Aircraft Pressurisation Systems
From SKYbrary Wiki
A system which ensures the comfort and safety of crew and passengers by controlling the cabin pressure and the exchange of air from the inside of the aircraft to the outside.
Aircraft engines become more efficient with increase in altitude, burning less fuel for a given airspeed. In addition, by flying above weather and associated turbulence, the flight is smoother and the aircraft less fatigued. Crews will therefore normally fly as close to the aircraft’s Cruise Ceiling as they can depending on flight rules and any other constraints such as the aircraft oxygen system. In order to be able to fly at high attitudes, the aircraft needs to be pressurised so that the crew and passengers can breathe without the need for supplemental oxygen.
The cabin and cargo holds (or baggage compartments) on most aircraft are contained within a sealed unit which is capable of containing air under pressure higher than the Ambient Pressure outside of the aircraft. Bleed Air from the turbine engines is used to pressurise the cabin and air is released from the cabin by an Outflow Valve. By using a cabin pressure regulator, to manage the flow of air through the outflow valve, the pressure within the aircraft can be increased or decreased as required, either to maintain a set Differential Pressure or a set Cabin Altitude.
In practice, as an aircraft climbs, for the comfort of the passengers, the pressurisation system will gradually increase the cabin altitude and the differential pressure at the same time. If the aircraft continues to climb once the maximum differential pressure is reached, the differential pressure will be maintained while the cabin altitude climbs. The maximum cruise altitude will be limited by the need to keep the cabin altitude at or below 8,000 ft.
A safety valve:
- acts as a relief valve, releasing air from the cabin to prevent the cabin pressure from exceeding the maximum differential pressure,
- acts a vacuum relief valve, allowing air into the cabin when the ambient pressure exceeds the cabin pressure, and
- acts as a dump valve, allowing the crew to dump cabin air manually.
A Cabin Altimeter, Differential Pressure Gauge, and Cabin Rate of Climb gauge help the crew to monitor the aircraft pressurisation.
- Explosive Depressurisation
- Rapid Depressurisation
- Gradual Depressurisation
- Loss of Cabin Pressurisation
- Aircraft Oxygen Systems
Accident & Incidents
Events held on the SKYbrary A&I database which include reference to the air conditioning system include:
- B741, en-route, Gunma Japan 1985 (On August 12, 1985 a Boeing 747 SR-100 operated by Japan Air Lines experienced a loss of control attributed to loss of the vertical stabiliser. After the declaration of the emergency, the aircraft continued its flight for 30 minutes and subsequently impacted terrain in a mountainous area in Gunma Prefecture, Japan.)
- B735, en-route, SE of Kushimoto Wakayama Japan, 2006 (On 5 July 2006, during daytime, a Boeing 737-500, operated by Air Nippon Co., Ltd. took off from Fukuoka Airport as All Nippon Airways scheduled flight 2142. At about 08:10, while flying at 37,000 ft approximately 60 nm southeast of Kushimoto VORTAC, a cabin depressurization warning was displayed and the oxygen masks in the cabin were automatically deployed. The aircraft made an emergency descent and, at 09:09, landed on Chubu International Airport.)
- B744, en-route, South China Sea, 2008 (On 25 July 2008, a Boeing 747 suffered a rapid depressurisation of the cabin following the sudden failure of an oxygen cylinder, which had ruptured the aircraft's pressure hull. The incident occurred 475 km north-west of Manila, Philippines.)

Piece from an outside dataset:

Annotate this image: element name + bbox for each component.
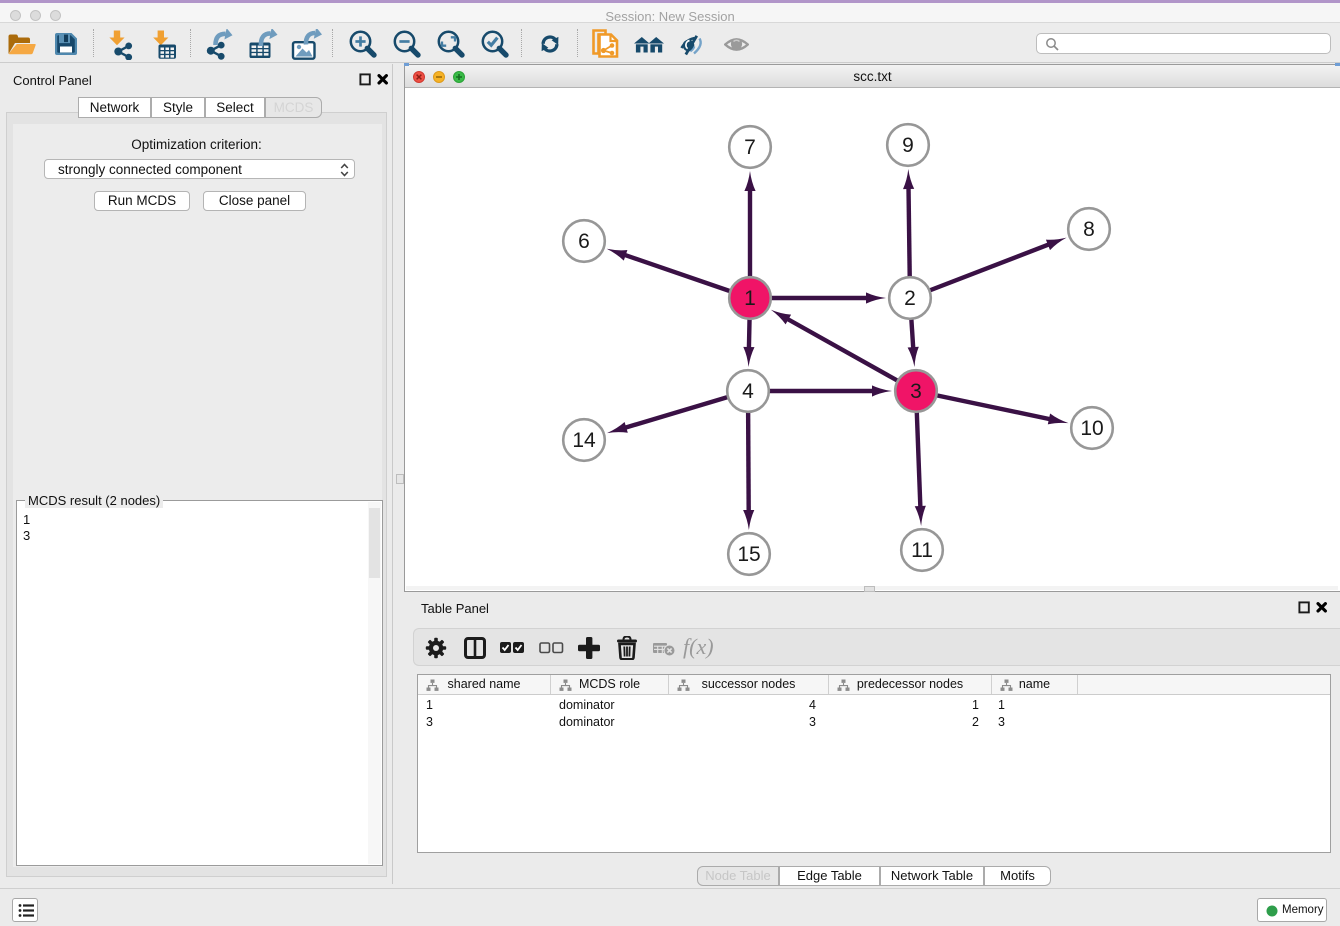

- A320, en-route, north of Öland Sweden, 2011 (On 5 March 2011, a Finnair Airbus A320 was westbound in the cruise in southern Swedish airspace after despatch with Engine 1 bleed air system inoperative when the Engine 2 bleed air system failed and an emergency descent was necessary. The Investigation found that the Engine 2 system had shut down due to overheating and that access to proactive and reactive procedures related to operations with only a single bleed air system available were deficient. The crew failure to make use of APU air to help sustain cabin pressurisation during flight completion was noted.)
- B737 en-route, Glen Innes NSW Australia, 2007 (On 17 November 2007 a Boeing 737-700 made an emergency descent after the air conditioning and pressurisation system failed in the climb out of Coolangatta at FL318 due to loss of all bleed air. A diversion to Brisbane followed. The Investigation found that the first bleed supply had failed at low speed on take off but that continued take off had been continued contrary to SOP. It was also found that the actions taken by the crew in response to the fault after completing the take off had also been also contrary to those prescribed.)